Фантастика 2025-35 — страница 1102 из 1328

— Откуда же здесь так много грузин?

— Тут всякой твари по паре. Много политэмигрантов. Бегут сюда несогласные с нашей политикой в Тифлисе. Несколько лет назад генерал Вельяминов целый заговор раскрыл. Те, кого не арестовали, сюда сбежали. Но и раньше переселялись. Когда царица Мариам заколола кинжалом генерала Лазарева и была сослана в Россию. Тогда многие дворяне в Константинополь эмигрировали, — как на экзамене бойко отчитался студент.

— Ты, Дмитрий, ври да не завирайся, — поправил его Фонтон. — Дворян с Кавказа, конечно, много перебежало: для них присягу нарушить — плевое дело.
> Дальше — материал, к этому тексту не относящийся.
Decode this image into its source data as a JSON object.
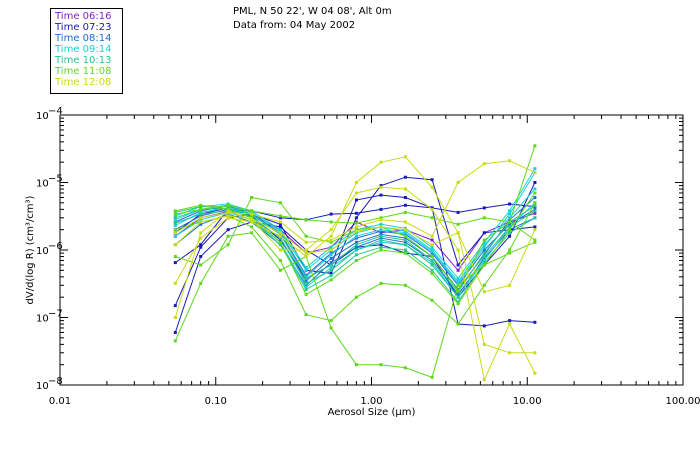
{
  "header": {
    "location": "PML, N 50 22', W 04 08', Alt 0m",
    "date": "Data from: 04 May 2002"
  },
  "legend": [
    {
      "label": "Time 06:16",
      "color": "#8a1ecf"
    },
    {
      "label": "Time 07:23",
      "color": "#1a1ab8"
    },
    {
      "label": "Time 08:14",
      "color": "#1a6fd8"
    },
    {
      "label": "Time 09:14",
      "color": "#1ccfdc"
    },
    {
      "label": "Time 10:13",
      "color": "#23c891"
    },
    {
      "label": "Time 11:08",
      "color": "#5fd81c"
    },
    {
      "label": "Time 12:08",
      "color": "#c8dc14"
    }
  ],
  "chart_data": {
    "type": "line",
    "title": "",
    "xlabel": "Aerosol Size (μm)",
    "ylabel": "dV/d(log R) (cm³/cm³)",
    "xscale": "log",
    "yscale": "log",
    "xlim": [
      0.01,
      100
    ],
    "ylim": [
      1e-08,
      0.0001
    ],
    "x_ticks": [
      "0.01",
      "0.10",
      "1.00",
      "10.00",
      "100.00"
    ],
    "y_ticks": [
      {
        "base": "10",
        "exp": "−8"
      },
      {
        "base": "10",
        "exp": "−7"
      },
      {
        "base": "10",
        "exp": "−6"
      },
      {
        "base": "10",
        "exp": "−5"
      },
      {
        "base": "10",
        "exp": "−4"
      }
    ],
    "x": [
      0.055,
      0.08,
      0.12,
      0.17,
      0.26,
      0.38,
      0.55,
      0.8,
      1.15,
      1.65,
      2.45,
      3.6,
      5.3,
      7.7,
      11.2
    ],
    "series": [
      {
        "name": "06:16 a",
        "color": "#8a1ecf",
        "values": [
          1.6e-06,
          3e-06,
          3.7e-06,
          3.4e-06,
          2e-06,
          9e-07,
          1.1e-06,
          2.6e-06,
          1.8e-06,
          2e-06,
          1.4e-06,
          5e-07,
          1.8e-06,
          2.6e-06,
          3.5e-06
        ]
      },
      {
        "name": "07:23 a",
        "color": "#1a1ab8",
        "values": [
          1.5e-07,
          1.1e-06,
          3e-06,
          3.4e-06,
          2.4e-06,
          5e-07,
          4.5e-07,
          3e-06,
          9e-06,
          1.2e-05,
          1.1e-05,
          6e-07,
          1.8e-06,
          2e-06,
          2.2e-06
        ]
      },
      {
        "name": "07:23 b",
        "color": "#1a1ab8",
        "values": [
          6.5e-07,
          1.2e-06,
          4e-06,
          3.8e-06,
          3e-06,
          2.8e-06,
          3.4e-06,
          3.5e-06,
          4e-06,
          4.6e-06,
          4.2e-06,
          3.6e-06,
          4.2e-06,
          4.8e-06,
          4.4e-06
        ]
      },
      {
        "name": "07:23 c",
        "color": "#1a1ab8",
        "values": [
          6e-08,
          8e-07,
          2e-06,
          2.6e-06,
          2.2e-06,
          1e-06,
          6e-07,
          5.5e-06,
          6.5e-06,
          6e-06,
          4.2e-06,
          8e-08,
          7.5e-08,
          9e-08,
          8.5e-08
        ]
      },
      {
        "name": "07:23 d",
        "color": "#1a1ab8",
        "values": [
          1.8e-06,
          3.4e-06,
          4.2e-06,
          3.2e-06,
          1.4e-06,
          3.8e-07,
          6e-07,
          1.1e-06,
          1.2e-06,
          9e-07,
          8e-07,
          2e-07,
          6e-07,
          1.6e-06,
          1e-05
        ]
      },
      {
        "name": "08:14 a",
        "color": "#1a6fd8",
        "values": [
          2.6e-06,
          3.8e-06,
          4.5e-06,
          3.4e-06,
          1.8e-06,
          4.2e-07,
          9e-07,
          1.5e-06,
          1.9e-06,
          1.7e-06,
          9e-07,
          3e-07,
          1e-06,
          2.4e-06,
          4e-06
        ]
      },
      {
        "name": "08:14 b",
        "color": "#1a6fd8",
        "values": [
          2e-06,
          3.2e-06,
          4e-06,
          3e-06,
          1.5e-06,
          3.5e-07,
          7.5e-07,
          1.3e-06,
          1.7e-06,
          1.5e-06,
          8e-07,
          2.6e-07,
          8.5e-07,
          2.8e-06,
          6e-06
        ]
      },
      {
        "name": "08:14 c",
        "color": "#1a6fd8",
        "values": [
          1.2e-06,
          2.4e-06,
          3.4e-06,
          2.6e-06,
          1.2e-06,
          3e-07,
          6.5e-07,
          1.1e-06,
          1.5e-06,
          1.3e-06,
          7e-07,
          2.2e-07,
          7.5e-07,
          2e-06,
          3e-06
        ]
      },
      {
        "name": "09:14 a",
        "color": "#1ccfdc",
        "values": [
          2.8e-06,
          4e-06,
          4.6e-06,
          3.6e-06,
          1.9e-06,
          5e-07,
          1e-06,
          1.8e-06,
          2.2e-06,
          1.9e-06,
          1e-06,
          3.4e-07,
          1.2e-06,
          3e-06,
          8e-06
        ]
      },
      {
        "name": "09:14 b",
        "color": "#1ccfdc",
        "values": [
          2.3e-06,
          3.6e-06,
          4.2e-06,
          3.3e-06,
          1.7e-06,
          4e-07,
          8.5e-07,
          1.6e-06,
          2e-06,
          1.8e-06,
          9.5e-07,
          3.2e-07,
          1.1e-06,
          3.4e-06,
          1.4e-05
        ]
      },
      {
        "name": "09:14 c",
        "color": "#1ccfdc",
        "values": [
          1.6e-06,
          2.8e-06,
          3.6e-06,
          2.8e-06,
          1.3e-06,
          2.8e-07,
          5.5e-07,
          1e-06,
          1.3e-06,
          1.2e-06,
          6.5e-07,
          2e-07,
          7e-07,
          2.2e-06,
          5e-06
        ]
      },
      {
        "name": "09:14 d",
        "color": "#1ccfdc",
        "values": [
          3.2e-06,
          4.4e-06,
          4.8e-06,
          3.8e-06,
          2e-06,
          5.5e-07,
          1.1e-06,
          2e-06,
          2.4e-06,
          2.1e-06,
          1.1e-06,
          3.8e-07,
          1.3e-06,
          3.8e-06,
          1.6e-05
        ]
      },
      {
        "name": "10:13 a",
        "color": "#23c891",
        "values": [
          3.6e-06,
          4.4e-06,
          4.4e-06,
          3.4e-06,
          1.7e-06,
          3.8e-07,
          6e-07,
          1.2e-06,
          1.6e-06,
          1.4e-06,
          7e-07,
          2.4e-07,
          9e-07,
          2.6e-06,
          4.5e-06
        ]
      },
      {
        "name": "10:13 b",
        "color": "#23c891",
        "values": [
          3e-06,
          4e-06,
          4.1e-06,
          3.1e-06,
          1.5e-06,
          3.2e-07,
          5e-07,
          1e-06,
          1.4e-06,
          1.2e-06,
          6e-07,
          2e-07,
          8e-07,
          2.2e-06,
          3.8e-06
        ]
      },
      {
        "name": "10:13 c",
        "color": "#23c891",
        "values": [
          2.5e-06,
          3.4e-06,
          3.8e-06,
          2.8e-06,
          1.2e-06,
          2.6e-07,
          4.2e-07,
          8.5e-07,
          1.1e-06,
          1e-06,
          5e-07,
          1.7e-07,
          6.5e-07,
          1.8e-06,
          3e-06
        ]
      },
      {
        "name": "11:08 a",
        "color": "#5fd81c",
        "values": [
          3.8e-06,
          4.6e-06,
          4e-06,
          3e-06,
          1.3e-06,
          2.2e-07,
          3.6e-07,
          7e-07,
          1e-06,
          9e-07,
          4.5e-07,
          1.6e-07,
          6e-07,
          2e-06,
          7e-06
        ]
      },
      {
        "name": "11:08 b",
        "color": "#5fd81c",
        "values": [
          3.4e-06,
          4e-06,
          4.6e-06,
          3.8e-06,
          3.2e-06,
          2.8e-06,
          2.6e-06,
          2.5e-06,
          3e-06,
          3.6e-06,
          3e-06,
          2.4e-06,
          3e-06,
          2.6e-06,
          1.4e-06
        ]
      },
      {
        "name": "11:08 c",
        "color": "#5fd81c",
        "values": [
          4.5e-08,
          3.2e-07,
          1.6e-06,
          1.8e-06,
          5e-07,
          8e-07,
          7e-08,
          2e-08,
          2e-08,
          1.8e-08,
          1.3e-08,
          3e-07,
          6e-07,
          9e-07,
          1.3e-06
        ]
      },
      {
        "name": "11:08 d",
        "color": "#5fd81c",
        "values": [
          2e-06,
          2.6e-06,
          3.2e-06,
          2.2e-06,
          7e-07,
          1.1e-07,
          9e-08,
          2e-07,
          3.2e-07,
          3e-07,
          1.8e-07,
          8e-08,
          3e-07,
          1e-06,
          5e-06
        ]
      },
      {
        "name": "11:08 e",
        "color": "#5fd81c",
        "values": [
          8e-07,
          6e-07,
          1.2e-06,
          6e-06,
          5e-06,
          1.6e-06,
          1.3e-06,
          2e-06,
          2.2e-06,
          1.6e-06,
          8e-07,
          2.5e-07,
          1.4e-06,
          2.6e-06,
          3.5e-05
        ]
      },
      {
        "name": "12:08 a",
        "color": "#c8dc14",
        "values": [
          3.2e-07,
          1.5e-06,
          3e-06,
          2.6e-06,
          1.6e-06,
          8e-07,
          1.6e-06,
          1e-05,
          2e-05,
          2.4e-05,
          8.5e-06,
          1.8e-06,
          4e-08,
          3e-08,
          3e-08
        ]
      },
      {
        "name": "12:08 b",
        "color": "#c8dc14",
        "values": [
          1e-07,
          1.8e-06,
          3.8e-06,
          2.8e-06,
          1e-06,
          1e-06,
          2e-06,
          7e-06,
          8.5e-06,
          8e-06,
          4e-06,
          1e-06,
          1.2e-08,
          8e-08,
          1.5e-08
        ]
      },
      {
        "name": "12:08 c",
        "color": "#c8dc14",
        "values": [
          1.8e-06,
          3e-06,
          3.6e-06,
          3.4e-06,
          2.6e-06,
          1.3e-06,
          1.4e-06,
          2.2e-06,
          2.8e-06,
          2.6e-06,
          1.6e-06,
          1e-05,
          1.9e-05,
          2.1e-05,
          1.4e-05
        ]
      },
      {
        "name": "12:08 d",
        "color": "#c8dc14",
        "values": [
          1.2e-06,
          2.6e-06,
          3.2e-06,
          2.9e-06,
          1.8e-06,
          9e-07,
          1e-06,
          1.9e-06,
          2.2e-06,
          2e-06,
          1.2e-06,
          1.8e-06,
          2.4e-07,
          3e-07,
          2e-06
        ]
      }
    ]
  }
}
Но куда больше здесь тех, кого детьми в рабство продали. В Закавказье целые банды промышляли до Ермолова, детей в Грузии похищавшие. А перед заключением Георгиевского трактата налетчики из аджарцев и черкес хватали грузин от мала до велика так, что Грузия обезлюдела. Но и сейчас грузинками на базарах торгуют, хоть и редкий это ныне товар. Вот потомки тех грузин, кто из рабства вышел, и селятся здесь поближе к своим. Только я не пойму: тебе-то что за дело до картвелов?

— Дело мое такое: первого мая у грузин большой праздник — Тамароба. В честь царицы Тамары, почитаемой грузинской святой. И нет лучше способа показать Спенсеру мои познания в языке и народных обычаях, как прогуляться с ним по кварталу в этот день, где обязательно должны состояться народные гуляния.

— Не та ли это царица Тамара, что мужа своего, русского князя Юрия, из Грузии выгнала? — уточнил Дмитрий.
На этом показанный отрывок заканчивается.